Bruxism is a common condition where a person clenches their jaw or grinds their teeth together. For a person who has sleep bruxism, it is usually not a major problem, but when complications arise, they can be painful and debilitating. Because of this, it is important to know some of the symptoms and understand the condition in order to decide whether treatment is necessary or not.
Understanding Sleep Bruxism
For the most part, people who have bruxism will usually not need any form of treatment. It's when the disorder leads to additional complications with the teeth or jaw that help is necessary. Even though the problem is usually mild, if it is more severe it can lead to the following conditions:
- Jaw disorders and pain
- Damaged teeth
- Hot, cold, or sweet sensitivity in the teeth
- Serious dental problems, such as needing crowns, bridges, root canals, tooth implants, or even dentures
- Painful joint conditions, such as temporomandibular joint problems (TMJ)
- Enlarged jaw muscles
- Earache due to overuse of the jaw muscles
- Chewed tissue on the inside of the cheek
One of the other complications of sleep bruxism may be developing an eating disorder, as it might be difficult or painful to chew food. If this is a possibility, be sure to talk to your doctor or dentist and get help early.
Why Do People Clench Their Teeth?
During sleep the jaw might grind or clench for a number of reasons, but there is no definite cause that has been identified. The grinding or clicking motion may be a subtle form of self-comfort due to stress or even due to uneven teeth or an abnormal bite. There could even be suppressed anger, aggression, frustration that has built up. The reasons could also include more serious underlying issues, such as symptoms of anxiety or depression.
Teeth Grinding Treatment
You'll want to seek treatment if you notice pain in your jaw or teeth, you have increased tooth sensitivity, or if you're keeping other people awake due to grinding. Depending on the cause and severity, you might need to talk to your dentist, doctor, or even visit a physical therapist or counselor. At the least, be sure to get regular treatment from your dentist and bring up any other concerns.
Here are some additional tips to help end sleep bruxism:
- Talk to your doctor: Make an effort to identify the underlying cases. Some people also find temporary relief from taking a prescription muscle relaxer.
- Visit your dentist: There are mouth guards and splints you can wear over your jaw. Getting your teeth in proper alignment can also help the problem.
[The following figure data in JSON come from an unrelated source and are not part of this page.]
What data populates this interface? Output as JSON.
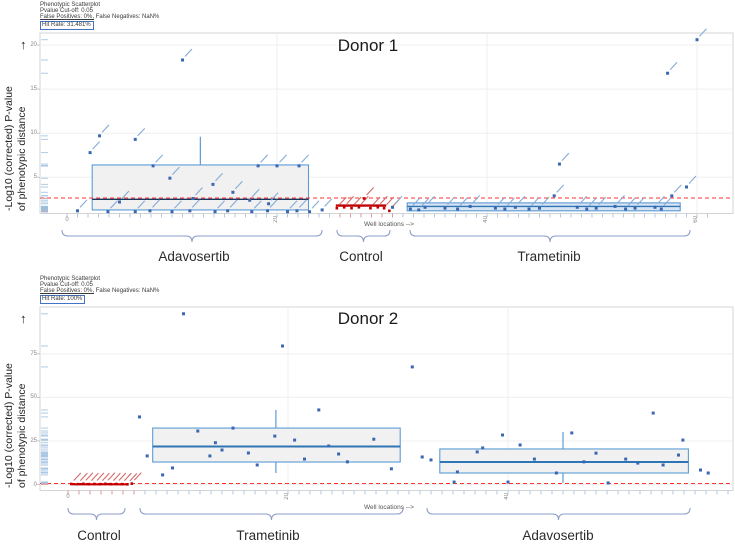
{
  "y_axis": {
    "line1": "-Log10 (corrected) P-value",
    "line2": "of phenotypic distance",
    "arrow": "↑"
  },
  "headers": [
    {
      "tool": "Phenotypic Scatterplot",
      "cutoff": "Pvalue Cut-off: 0.05",
      "false_positives": "False Positives: 0%,",
      "false_negatives": " False Negatives: NaN%",
      "hit_rate": "Hit Rate: 31.481%"
    },
    {
      "tool": "Phenotypic Scatterplot",
      "cutoff": "Pvalue Cut-off: 0.05",
      "false_positives": "False Positives: 0%,",
      "false_negatives": " False Negatives: NaN%",
      "hit_rate": "Hit Rate: 100%"
    }
  ],
  "colors": {
    "point_blue": "#3a68b0",
    "slash_blue": "#85abd6",
    "box_border": "#5b9bd5",
    "box_fill_gray": "#f1f1f1",
    "box_fill_blue": "#d9e4f2",
    "median_navy": "#17375e",
    "median_blue": "#2e75b6",
    "control_red": "#c00000",
    "slash_red": "#d46a6a",
    "threshold_red": "#ff3232",
    "brace": "#8a9cc8",
    "grid": "#efefef",
    "axis": "#d4d4d4",
    "tick_blue": "#a7c4e2",
    "tick_red": "#dc8f8f",
    "rug_blue": "#9bbede",
    "rug_red": "#dba3a3"
  },
  "chart_data": [
    {
      "type": "scatter+box",
      "title": "Donor 1",
      "xlabel": "Well locations -->",
      "ylabel": "-Log10 (corrected) P-value of phenotypic distance",
      "threshold_pvalue": 0.05,
      "x_ticks": [
        0,
        20,
        40,
        60
      ],
      "y_ticks": [
        5,
        10,
        15,
        20
      ],
      "xlim": [
        0,
        61
      ],
      "ylim": [
        0,
        21
      ],
      "legend": "none",
      "grid": "light",
      "groups": [
        {
          "name": "Adavosertib",
          "color": "blue",
          "box": {
            "x1": 2.4,
            "x2": 23.0,
            "q1": 1.3,
            "median": 2.5,
            "q3": 6.4,
            "whisker_x": 12.7,
            "whisker_high": 9.6
          },
          "points": [
            [
              11.0,
              18.3
            ],
            [
              3.1,
              9.7
            ],
            [
              6.5,
              9.3
            ],
            [
              2.2,
              7.8
            ],
            [
              8.2,
              6.3
            ],
            [
              18.2,
              6.3
            ],
            [
              20.0,
              6.3
            ],
            [
              22.1,
              6.3
            ],
            [
              9.8,
              4.9
            ],
            [
              13.9,
              4.2
            ],
            [
              15.8,
              3.3
            ],
            [
              17.4,
              2.4
            ],
            [
              19.2,
              2.0
            ],
            [
              12.0,
              2.6
            ],
            [
              5.0,
              2.2
            ],
            [
              1.0,
              1.2
            ],
            [
              3.9,
              1.1
            ],
            [
              6.5,
              1.1
            ],
            [
              7.9,
              1.2
            ],
            [
              10.0,
              1.1
            ],
            [
              11.7,
              1.2
            ],
            [
              14.1,
              1.1
            ],
            [
              15.3,
              1.2
            ],
            [
              17.6,
              1.1
            ],
            [
              19.1,
              1.2
            ],
            [
              21.0,
              1.1
            ],
            [
              21.9,
              1.2
            ],
            [
              23.1,
              1.1
            ],
            [
              24.3,
              1.3
            ]
          ]
        },
        {
          "name": "Control",
          "color": "red",
          "line": {
            "x1": 25.6,
            "x2": 30.4,
            "v": 1.8
          },
          "points": [
            [
              25.7,
              1.5
            ],
            [
              26.4,
              1.6
            ],
            [
              27.1,
              1.5
            ],
            [
              27.8,
              1.6
            ],
            [
              28.3,
              2.6
            ],
            [
              28.9,
              1.5
            ],
            [
              29.6,
              1.6
            ],
            [
              30.2,
              1.5
            ],
            [
              30.7,
              1.2
            ]
          ]
        },
        {
          "name": "Trametinib",
          "color": "blue",
          "box": {
            "x1": 32.4,
            "x2": 58.4,
            "q1": 1.2,
            "median": 1.7,
            "q3": 2.1
          },
          "points": [
            [
              31.0,
              1.6
            ],
            [
              32.7,
              1.4
            ],
            [
              34.1,
              1.6
            ],
            [
              36.0,
              1.5
            ],
            [
              38.4,
              1.7
            ],
            [
              40.8,
              1.5
            ],
            [
              42.7,
              1.6
            ],
            [
              45.0,
              1.5
            ],
            [
              46.4,
              2.9
            ],
            [
              46.9,
              6.5
            ],
            [
              48.6,
              1.6
            ],
            [
              50.4,
              1.5
            ],
            [
              52.2,
              1.7
            ],
            [
              54.1,
              1.5
            ],
            [
              56.0,
              1.6
            ],
            [
              57.2,
              16.8
            ],
            [
              57.6,
              2.9
            ],
            [
              59.0,
              3.9
            ],
            [
              60.0,
              20.6
            ],
            [
              33.5,
              1.3
            ],
            [
              37.2,
              1.4
            ],
            [
              41.7,
              1.4
            ],
            [
              44.0,
              1.4
            ],
            [
              49.5,
              1.4
            ],
            [
              53.2,
              1.4
            ],
            [
              56.6,
              1.4
            ]
          ]
        }
      ]
    },
    {
      "type": "scatter+box",
      "title": "Donor 2",
      "xlabel": "Well locations -->",
      "ylabel": "-Log10 (corrected) P-value of phenotypic distance",
      "threshold_pvalue": 0.05,
      "x_ticks": [
        0,
        20,
        40
      ],
      "y_ticks": [
        0,
        25,
        50,
        75
      ],
      "xlim": [
        0,
        60
      ],
      "ylim": [
        0,
        100
      ],
      "legend": "none",
      "grid": "light",
      "groups": [
        {
          "name": "Control",
          "color": "red",
          "line": {
            "x1": 0.4,
            "x2": 5.5,
            "v": 0.2
          },
          "points": [
            [
              0.3,
              0.3
            ],
            [
              0.9,
              0.2
            ],
            [
              1.4,
              0.4
            ],
            [
              1.9,
              0.2
            ],
            [
              2.4,
              0.3
            ],
            [
              2.9,
              0.2
            ],
            [
              3.4,
              0.4
            ],
            [
              3.9,
              0.2
            ],
            [
              4.4,
              0.3
            ],
            [
              4.9,
              0.2
            ],
            [
              5.4,
              0.1
            ],
            [
              5.8,
              0.5
            ]
          ]
        },
        {
          "name": "Trametinib",
          "color": "blue",
          "box": {
            "x1": 7.7,
            "x2": 30.2,
            "q1": 12.9,
            "median": 21.8,
            "q3": 32.4,
            "whisker_x": 18.9,
            "whisker_high": 42.8,
            "whisker_low": 6.6
          },
          "points": [
            [
              10.5,
              98.0
            ],
            [
              19.5,
              79.5
            ],
            [
              6.5,
              38.8
            ],
            [
              22.8,
              42.8
            ],
            [
              11.8,
              30.7
            ],
            [
              15.0,
              32.4
            ],
            [
              18.8,
              27.8
            ],
            [
              20.6,
              25.5
            ],
            [
              14.0,
              19.8
            ],
            [
              12.9,
              16.4
            ],
            [
              16.4,
              18.1
            ],
            [
              7.2,
              16.4
            ],
            [
              8.6,
              5.5
            ],
            [
              9.5,
              9.5
            ],
            [
              17.2,
              11.2
            ],
            [
              21.5,
              14.6
            ],
            [
              23.7,
              22.1
            ],
            [
              25.4,
              13.0
            ],
            [
              27.8,
              26.0
            ],
            [
              29.4,
              9.0
            ],
            [
              13.4,
              24.0
            ],
            [
              24.6,
              17.5
            ]
          ]
        },
        {
          "name": "Adavosertib",
          "color": "blue",
          "box": {
            "x1": 33.8,
            "x2": 56.4,
            "q1": 6.6,
            "median": 12.9,
            "q3": 20.4,
            "whisker_x": 45.0,
            "whisker_high": 30.1,
            "whisker_low": 0.9
          },
          "points": [
            [
              31.3,
              67.5
            ],
            [
              53.2,
              41.0
            ],
            [
              45.8,
              29.6
            ],
            [
              39.5,
              28.4
            ],
            [
              37.2,
              18.7
            ],
            [
              37.7,
              21.0
            ],
            [
              41.1,
              22.7
            ],
            [
              42.4,
              14.6
            ],
            [
              50.7,
              14.6
            ],
            [
              51.8,
              12.3
            ],
            [
              54.1,
              11.2
            ],
            [
              55.5,
              16.9
            ],
            [
              55.9,
              25.5
            ],
            [
              57.5,
              8.3
            ],
            [
              58.2,
              6.6
            ],
            [
              35.4,
              7.2
            ],
            [
              44.4,
              6.6
            ],
            [
              49.1,
              0.9
            ],
            [
              40.0,
              1.4
            ],
            [
              35.1,
              1.4
            ],
            [
              32.2,
              15.8
            ],
            [
              33.0,
              14.1
            ],
            [
              46.9,
              13.0
            ],
            [
              48.0,
              18.0
            ]
          ]
        }
      ]
    }
  ]
}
- Seek help for depression and anxiety: These problems can make jaw clenching worse and will also severely impact your mental health.
- Avoid caffeine consumption: Try drinking herbal tea or warm milk before bed, which will also promote relaxation and reduce stress, and avoid drinking alcohol.
- Avoid grinding your teeth during the day and before bed: You can do this by holding a warm washcloth against your jaw or touching your tongue to the roof of your mouth as an alternative.
- Do not chew on any objects: This includes gum, pen lids, or anything else that is not food. The constantly chewing action will make you more likely to teeth grind.
Get Treatment Early
As with any problem or sleep disorder, if you are concerned, be sure to seek help from your doctor.